トレンドマイクロ 代表取締役社長兼CEOのEva Chen氏
トレンドマイクロは3月28日、2018年の事業戦略を発表した。セキュリティ監視センター(SOC)関連の製品やサービスを新たな主力事業に位置付け、法人とIoT、コンシューマーの3つの市場で展開する方針を明らかにした。
記者会見した代表取締役社長兼最高経営責任者(CEO)のEva Chen氏は、2018年が同社の創業30周年に当たり、「特別な1年」と説明した。同社は、PC向けのアンチウイルスを皮切りに、セキュリティの脅威からユーザーを保護する環境をLANやクラウドに拡大。今後はモノのインターネット(IoT)が焦点になることからChen氏は、ネットワークにつながる世界がさらに広がり、その世界を守ることを象徴する言葉として「SOC」を採用したと話す。

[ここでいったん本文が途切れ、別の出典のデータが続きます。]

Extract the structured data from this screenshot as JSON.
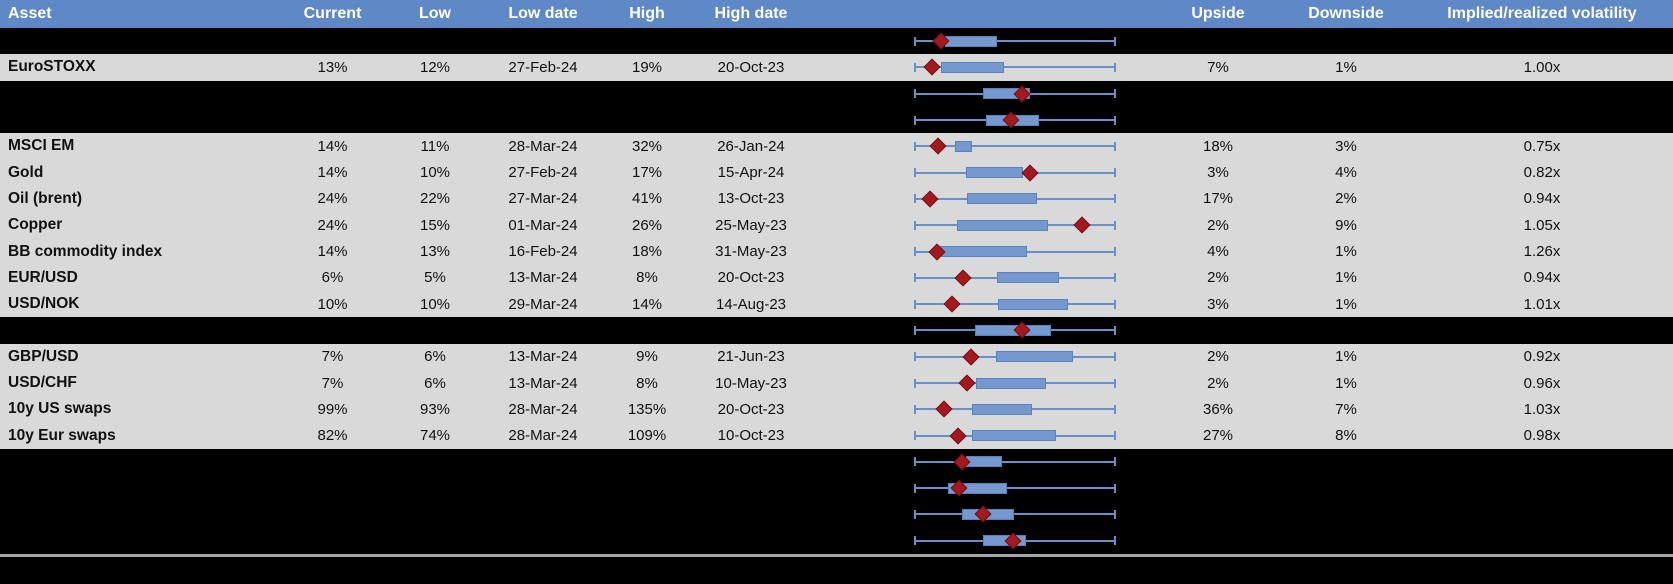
{
  "header": {
    "columns": {
      "asset": "Asset",
      "current": "Current",
      "low": "Low",
      "low_date": "Low date",
      "high": "High",
      "high_date": "High date",
      "upside": "Upside",
      "downside": "Downside",
      "vol": "Implied/realized volatility"
    }
  },
  "colors": {
    "header_bg": "#5f88c6",
    "header_text": "#ffffff",
    "data_row_bg": "#d9d9d9",
    "hidden_row_bg": "#000000",
    "cell_text": "#111111",
    "whisker": "#6890c8",
    "box_fill": "#7599cf",
    "box_border": "#5a82bd",
    "diamond_fill": "#a3191e",
    "diamond_border": "#6e1114",
    "divider": "#a6a6a6"
  },
  "boxplot_scale_note": "box q1/q3 and marker are fractions 0-1 of the whisker span (whiskers run full span on every row)",
  "rows": [
    {
      "type": "hidden",
      "box": {
        "lo": 0,
        "q1": 0.153,
        "q3": 0.411,
        "marker": 0.134,
        "hi": 1
      }
    },
    {
      "type": "data",
      "asset": "EuroSTOXX",
      "current": "13%",
      "low": "12%",
      "low_date": "27-Feb-24",
      "high": "19%",
      "high_date": "20-Oct-23",
      "upside": "7%",
      "downside": "1%",
      "vol": "1.00x",
      "box": {
        "lo": 0,
        "q1": 0.134,
        "q3": 0.446,
        "marker": 0.089,
        "hi": 1
      }
    },
    {
      "type": "hidden",
      "box": {
        "lo": 0,
        "q1": 0.342,
        "q3": 0.574,
        "marker": 0.535,
        "hi": 1
      }
    },
    {
      "type": "hidden",
      "box": {
        "lo": 0,
        "q1": 0.356,
        "q3": 0.619,
        "marker": 0.48,
        "hi": 1
      }
    },
    {
      "type": "data",
      "asset": "MSCI EM",
      "current": "14%",
      "low": "11%",
      "low_date": "28-Mar-24",
      "high": "32%",
      "high_date": "26-Jan-24",
      "upside": "18%",
      "downside": "3%",
      "vol": "0.75x",
      "box": {
        "lo": 0,
        "q1": 0.203,
        "q3": 0.287,
        "marker": 0.119,
        "hi": 1
      }
    },
    {
      "type": "data",
      "asset": "Gold",
      "current": "14%",
      "low": "10%",
      "low_date": "27-Feb-24",
      "high": "17%",
      "high_date": "15-Apr-24",
      "upside": "3%",
      "downside": "4%",
      "vol": "0.82x",
      "box": {
        "lo": 0,
        "q1": 0.257,
        "q3": 0.54,
        "marker": 0.574,
        "hi": 1
      }
    },
    {
      "type": "data",
      "asset": "Oil (brent)",
      "current": "24%",
      "low": "22%",
      "low_date": "27-Mar-24",
      "high": "41%",
      "high_date": "13-Oct-23",
      "upside": "17%",
      "downside": "2%",
      "vol": "0.94x",
      "box": {
        "lo": 0,
        "q1": 0.262,
        "q3": 0.609,
        "marker": 0.079,
        "hi": 1
      }
    },
    {
      "type": "data",
      "asset": "Copper",
      "current": "24%",
      "low": "15%",
      "low_date": "01-Mar-24",
      "high": "26%",
      "high_date": "25-May-23",
      "upside": "2%",
      "downside": "9%",
      "vol": "1.05x",
      "box": {
        "lo": 0,
        "q1": 0.213,
        "q3": 0.663,
        "marker": 0.832,
        "hi": 1
      }
    },
    {
      "type": "data",
      "asset": "BB commodity index",
      "current": "14%",
      "low": "13%",
      "low_date": "16-Feb-24",
      "high": "18%",
      "high_date": "31-May-23",
      "upside": "4%",
      "downside": "1%",
      "vol": "1.26x",
      "box": {
        "lo": 0,
        "q1": 0.119,
        "q3": 0.559,
        "marker": 0.114,
        "hi": 1
      }
    },
    {
      "type": "data",
      "asset": "EUR/USD",
      "current": "6%",
      "low": "5%",
      "low_date": "13-Mar-24",
      "high": "8%",
      "high_date": "20-Oct-23",
      "upside": "2%",
      "downside": "1%",
      "vol": "0.94x",
      "box": {
        "lo": 0,
        "q1": 0.411,
        "q3": 0.718,
        "marker": 0.242,
        "hi": 1
      }
    },
    {
      "type": "data",
      "asset": "USD/NOK",
      "current": "10%",
      "low": "10%",
      "low_date": "29-Mar-24",
      "high": "14%",
      "high_date": "14-Aug-23",
      "upside": "3%",
      "downside": "1%",
      "vol": "1.01x",
      "box": {
        "lo": 0,
        "q1": 0.416,
        "q3": 0.762,
        "marker": 0.188,
        "hi": 1
      }
    },
    {
      "type": "hidden",
      "box": {
        "lo": 0,
        "q1": 0.302,
        "q3": 0.678,
        "marker": 0.535,
        "hi": 1
      }
    },
    {
      "type": "data",
      "asset": "GBP/USD",
      "current": "7%",
      "low": "6%",
      "low_date": "13-Mar-24",
      "high": "9%",
      "high_date": "21-Jun-23",
      "upside": "2%",
      "downside": "1%",
      "vol": "0.92x",
      "box": {
        "lo": 0,
        "q1": 0.406,
        "q3": 0.787,
        "marker": 0.282,
        "hi": 1
      }
    },
    {
      "type": "data",
      "asset": "USD/CHF",
      "current": "7%",
      "low": "6%",
      "low_date": "13-Mar-24",
      "high": "8%",
      "high_date": "10-May-23",
      "upside": "2%",
      "downside": "1%",
      "vol": "0.96x",
      "box": {
        "lo": 0,
        "q1": 0.307,
        "q3": 0.653,
        "marker": 0.262,
        "hi": 1
      }
    },
    {
      "type": "data",
      "asset": "10y US swaps",
      "current": "99%",
      "low": "93%",
      "low_date": "28-Mar-24",
      "high": "135%",
      "high_date": "20-Oct-23",
      "upside": "36%",
      "downside": "7%",
      "vol": "1.03x",
      "box": {
        "lo": 0,
        "q1": 0.287,
        "q3": 0.584,
        "marker": 0.149,
        "hi": 1
      }
    },
    {
      "type": "data",
      "asset": "10y Eur swaps",
      "current": "82%",
      "low": "74%",
      "low_date": "28-Mar-24",
      "high": "109%",
      "high_date": "10-Oct-23",
      "upside": "27%",
      "downside": "8%",
      "vol": "0.98x",
      "box": {
        "lo": 0,
        "q1": 0.287,
        "q3": 0.703,
        "marker": 0.218,
        "hi": 1
      }
    },
    {
      "type": "hidden",
      "box": {
        "lo": 0,
        "q1": 0.257,
        "q3": 0.436,
        "marker": 0.238,
        "hi": 1
      }
    },
    {
      "type": "hidden",
      "box": {
        "lo": 0,
        "q1": 0.168,
        "q3": 0.46,
        "marker": 0.223,
        "hi": 1
      }
    },
    {
      "type": "hidden",
      "box": {
        "lo": 0,
        "q1": 0.238,
        "q3": 0.495,
        "marker": 0.342,
        "hi": 1
      }
    },
    {
      "type": "hidden",
      "box": {
        "lo": 0,
        "q1": 0.342,
        "q3": 0.554,
        "marker": 0.49,
        "hi": 1
      }
    }
  ]
}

SOCは、ファイアウォールやIDS/IPS(不正侵入検知/防御システム)などのセキュリティ機器の運用と、機器が検知した事象を専門家が解析調査する機能を持つ。昨今では大企業を中心に自前でSOCを運用するケースが増えているが、多くの企業はマネージドセキュリティサービスプロバイダー(MSSP)と呼ばれる専門会社に、自社が保有する機器の運用を委託している。
法人向けSOC事業戦略における基本方針
トレンドマイクロの事業戦略では、同社が自らSOCの運営やサービスに乗り出すのではなく、既存のSOCのユーザー企業やMSSP向けには、運用効率化や脅威情報を用いた防御能力の強化を図る製品の改善や新機能の開発、ツール/サービスの提供を軸に、新たなビジネスモデルの拡大に乗り出す。IoT向けでは、主に工業の制御システムやネットワークに対応するIoT用SOCの構築を支援し、将来的にはIT系のSOCを統合した次世代型SOCの実現につなげる。
取締役副社長の大三川彰彦氏
日本の事業を担当する取締役副社長の大三川彰彦氏は、具体的に企業別課題別のSOC支援と、同社が2015年に米HPEから買収したTippingPointのIPSの国内展開という2つの施策を推進すると説明した。

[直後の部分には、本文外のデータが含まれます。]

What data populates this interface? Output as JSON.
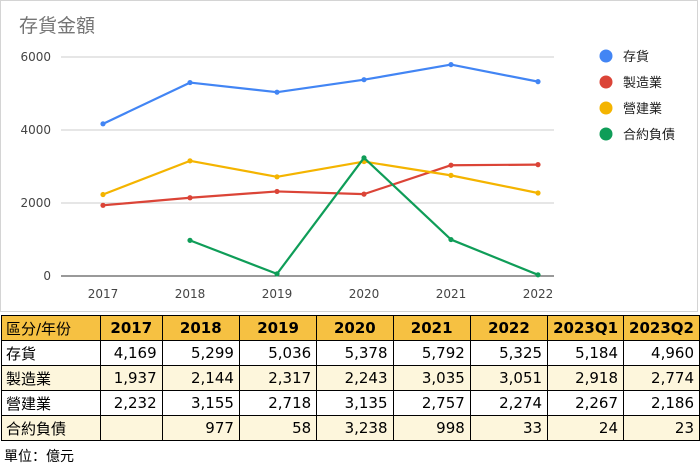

特にIoT向けSOCでは、2017年10月に発表したIoTセキュリティ戦略を中核として、セキュアなデバイス開発を支援するSDKや管理ツールの提供と、「Trend Micro Security VNF」と呼ぶネットワークのセキュリティ制御ソリューションの提供の拡大を図る。TippingPointについても2017年までのグローバルでの提供体制を再構築し、国内向けにも2018年から展開できるようになったという。
なお、コンシューマー向けにうたうSOCは、法人向けと同様のサービスなどを展開するわけではなく、「ウイルスバスタークラウド」で提供する「デジタルライフサポート プレミアム」サービスの内容をより強化したものを構想している。
法人向けのイメージが強い「SOC」のコンセプトをコンシューマー向けに打ち出す
Chen氏によれば、ウイルスバスタークラウドの新規ユーザーの半数は、デジタルライフサポート プレミアムを契約しているといい、今後はユーザーの同意を得て、スマートスピーカーなど新たに家庭内でネット接続される機器の通信の監視やログ分析などを同社が行い、脅威の防御やホームネットワークのセキュリティ診断、アドバイスなどを提供する考え。同社が「SOC」のような役割を果たしていくと説明した。